You are viewing a plain text version of this content. The canonical link for it is here.
Posted to dev@bigtop.apache.org by Konstantin Boudnik <co...@apache.org> on 2011/10/01 01:38:11 UTC
Re: Deciding on the Hadoop version for Bigtop 0.2.0

Roman,

in the proposed form choice 1) is pretty much obvious. However, the great idea
of BigTop (or rather its intellectual ancestor iTest) is to be able to tailor
BigData stacks for your own liking (for a reference he's the early slide deck
we've put on iTest http://www.scribd.com/doc/63012489/Big-Data-Stacks-Validation).

IMO this is a very important feature and just from the point of view of
proving the versatility of the concept it makes sense to go with option 2)
below even if the stack in question will be limited to a somewhat lesser ## of
components. For this option it'd be great to have more components on board. I
have looked through the list of JIRA below, but they look like place holders
now and don't provide much info about what's the problem exactly. Say, I took
a look at the latest failing build of sqoop and it seems like a problem with 

[ivy:resolve]   io problem while parsing ivy file:
http://repo1.maven.org/maven2/org/apache/velocity/velocity/1.7/velocity-1.7.pom:
Resetting to invalid mark
[ivy:resolve]       module not found: org.apache.velocity#velocity;1.7

which might be an easy thing to fix. I can take a look at this and perhaps fix
it.
I also have updated Oozie ticket - another dep. problem, which needs to be
looked upon by some of Oozie experts.

I wouldn't do anything about 3) as well - this project can't fix 0.20.2xx
singlehandedly unless there's a buy-out from a wider Hadoop community.

However, if the consensus is to stick with 0.20.2 which is currently most
accepted Hadoop version or so I believe for the purpose of 0.2.0 release let's
have 0.3.0 right after for Hadoop 0.22 - I don't see any problems with
multiple release chasing each other like that.

Hope it makes sense ;)
  Cos

On Fri, Sep 30, 2011 at 12:06PM, Roman Shaposhnik wrote:
> Hi!
> 
> By now it is obvious that the decision on what version of Hadoop to use
> for Bigtop 0.2.0 is not going to be an easy one ;-)
> 
> So far we've got the following choices:
>    1. Do nothing and stick with 0.20.2. This is not all that bad, I suppose,
>        we've got tons of updates to the Bigtop to justify a release. But it
>        feels a little bit anticlimactic in a sense that Bigtop 0.3.0 is very
>        likely to be on top of 0.23 and I really would like to have a chance
>        of having a Bigtop release on top of the last MR1.
>    2. Target upcoming Hadoop 0.22. This is going to break all of the
>        downstream except for HBase.

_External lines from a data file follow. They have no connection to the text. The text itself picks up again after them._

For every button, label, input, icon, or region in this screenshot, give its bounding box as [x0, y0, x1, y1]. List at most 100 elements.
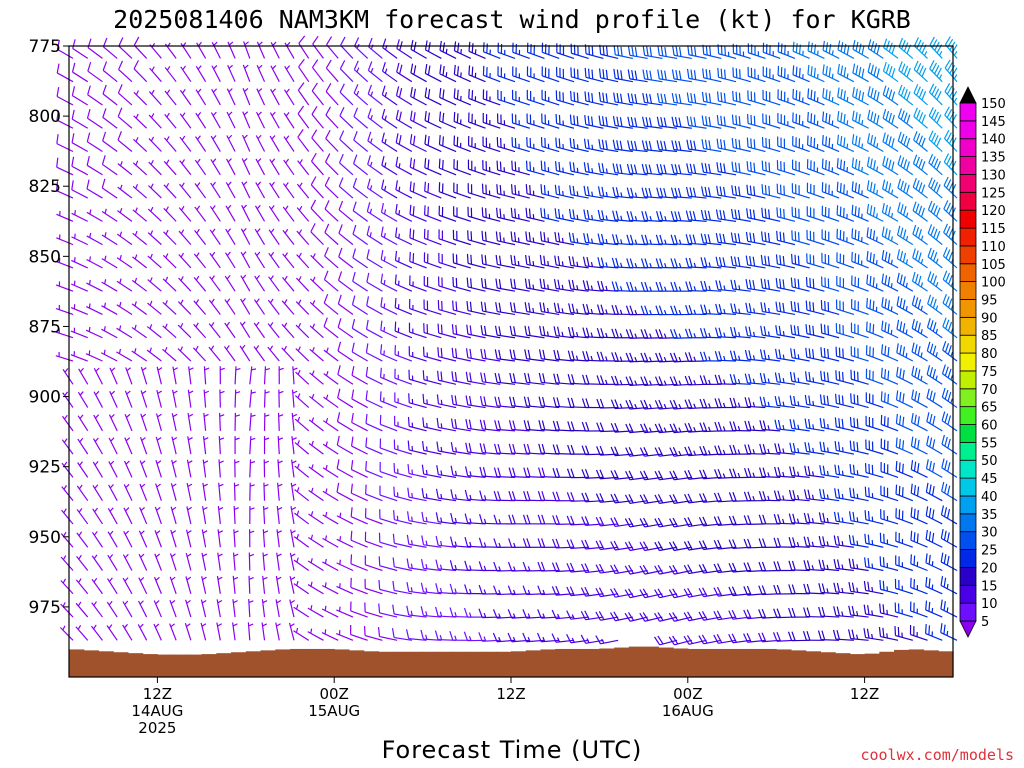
colorbar-swatch [959, 370, 977, 390]
wind-barb [581, 468, 604, 479]
wind-barb [553, 302, 575, 316]
wind-barb [380, 250, 398, 269]
wind-barb [847, 629, 869, 641]
wind-barb [178, 252, 192, 269]
wind-barb [338, 247, 354, 269]
wind-barb [61, 461, 74, 478]
wind-barb [881, 226, 899, 246]
wind-barb [255, 134, 266, 152]
wind-barb [837, 40, 855, 59]
wind-barb [941, 434, 958, 455]
wind-barb [171, 413, 178, 431]
wind-barb [624, 564, 648, 575]
wind-barb [294, 440, 310, 455]
wind-barb [525, 207, 545, 222]
wind-barb [925, 600, 943, 618]
surface-column [673, 648, 689, 677]
wind-barb [510, 278, 530, 292]
surface-column [658, 647, 674, 677]
wind-barb [395, 133, 413, 153]
wind-barb [192, 345, 207, 362]
wind-barb [508, 443, 530, 455]
wind-barb [807, 64, 825, 83]
wind-barb [790, 324, 810, 339]
wind-barb [584, 114, 604, 129]
wind-barb [185, 599, 192, 618]
wind-barb [324, 176, 339, 199]
wind-barb [102, 61, 118, 83]
surface-column [393, 651, 409, 677]
wind-barb [309, 300, 324, 315]
wind-barb [339, 60, 354, 83]
colorbar-label: 110 [981, 240, 1006, 255]
wind-barb [896, 272, 914, 292]
wind-barb [163, 229, 177, 246]
wind-barb [865, 415, 884, 432]
wind-barb [716, 185, 737, 199]
wind-barb [910, 483, 928, 502]
wind-barb [172, 366, 178, 385]
wind-barb [364, 531, 383, 548]
wind-barb [760, 278, 781, 292]
wind-barb [820, 347, 840, 362]
colorbar-swatch [959, 174, 977, 193]
wind-barb [728, 586, 751, 597]
wind-barb [595, 493, 619, 503]
wind-barb [850, 346, 869, 362]
wind-barb [537, 585, 560, 596]
wind-barb [773, 490, 795, 502]
colorbar-label: 105 [981, 258, 1006, 273]
wind-barb [761, 184, 781, 199]
wind-barb [819, 417, 840, 432]
wind-barb [195, 65, 207, 82]
wind-barb [881, 250, 899, 269]
wind-barb [179, 159, 192, 176]
wind-barb [774, 466, 795, 478]
wind-barb [423, 228, 442, 246]
wind-barb [580, 586, 604, 597]
wind-barb [106, 600, 118, 618]
wind-barb [367, 61, 383, 83]
wind-barb [807, 88, 825, 106]
wind-barb [437, 276, 457, 292]
wind-barb [700, 257, 722, 269]
wind-barb [164, 89, 177, 106]
wind-barb [525, 160, 545, 176]
wind-barb [218, 436, 225, 455]
wind-barb [216, 622, 222, 641]
wind-barb [249, 529, 255, 548]
wind-barb [596, 422, 619, 433]
wind-barb [941, 364, 958, 385]
wind-barb [732, 90, 751, 106]
wind-barb [276, 552, 282, 571]
wind-barb [568, 208, 589, 222]
wind-barb [155, 460, 162, 478]
wind-barb [270, 88, 280, 106]
wind-barb [669, 446, 692, 457]
wind-barb [467, 206, 486, 222]
wind-barb [56, 157, 74, 176]
colorbar-label: 150 [981, 97, 1006, 112]
wind-barb [353, 107, 369, 129]
wind-barb [910, 530, 928, 548]
wind-barb [295, 369, 310, 385]
wind-barb [481, 254, 501, 269]
wind-barb [139, 436, 148, 455]
wind-barb [438, 182, 457, 199]
wind-barb [510, 207, 530, 222]
wind-barb [162, 253, 177, 269]
wind-barb [407, 440, 427, 455]
wind-barb [482, 89, 501, 106]
surface-column [245, 651, 262, 677]
wind-barb [278, 366, 284, 385]
wind-barb [282, 228, 295, 245]
wind-barb [728, 609, 751, 620]
wind-barb [612, 116, 633, 129]
wind-barb [927, 247, 943, 269]
wind-barb [296, 229, 310, 246]
wind-barb [467, 136, 486, 153]
wind-barb [70, 280, 88, 292]
colorbar-swatch [959, 263, 977, 283]
wind-barb [686, 116, 707, 129]
wind-barb [716, 114, 737, 129]
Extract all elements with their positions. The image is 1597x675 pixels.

Here's a list of JIRAs filed:
>            https://issues.apache.org/jira/browse/SQOOP-354
>            https://issues.apache.org/jira/browse/PIG-2277
>            https://issues.apache.org/jira/browse/OOZIE-565
>            https://issues.apache.org/jira/browse/HIVE-2468
>            https://issues.apache.org/jira/browse/MAHOUT-822
>         As you can see, most of the downstream is OKins with
>         implementing the changes in time for .23, but not necessarily
>         in time for .22 and Bigtop 0.2.0.
>    3. Target 0.20.205.0. The downside there is that unless the following
>         build issues are resolved, we can't even compile it on the platforms
>         Bigtop cares about:
>              https://issues.apache.org/jira/browse/HADOOP-6436
>              https://issues.apache.org/jira/browse/MAPREDUCE-2127
>              https://issues.apache.org/jira/browse/HDFS-2327
> 
> For #2 and #3 we can, potentially, mitigate the timing issue by patching
> the downstream locally at the Bigtop level. Do we want to entertain such
> an idea?
> 
> Anyway, please chime in with your thoughts. It would be very nice to
> have Bigtop 0.2.0 fully tested and out sometime around first weeks of
> Nov. As such we have to make a decision on Hadoop rather soon.
> 
> Thanks,
> Roman.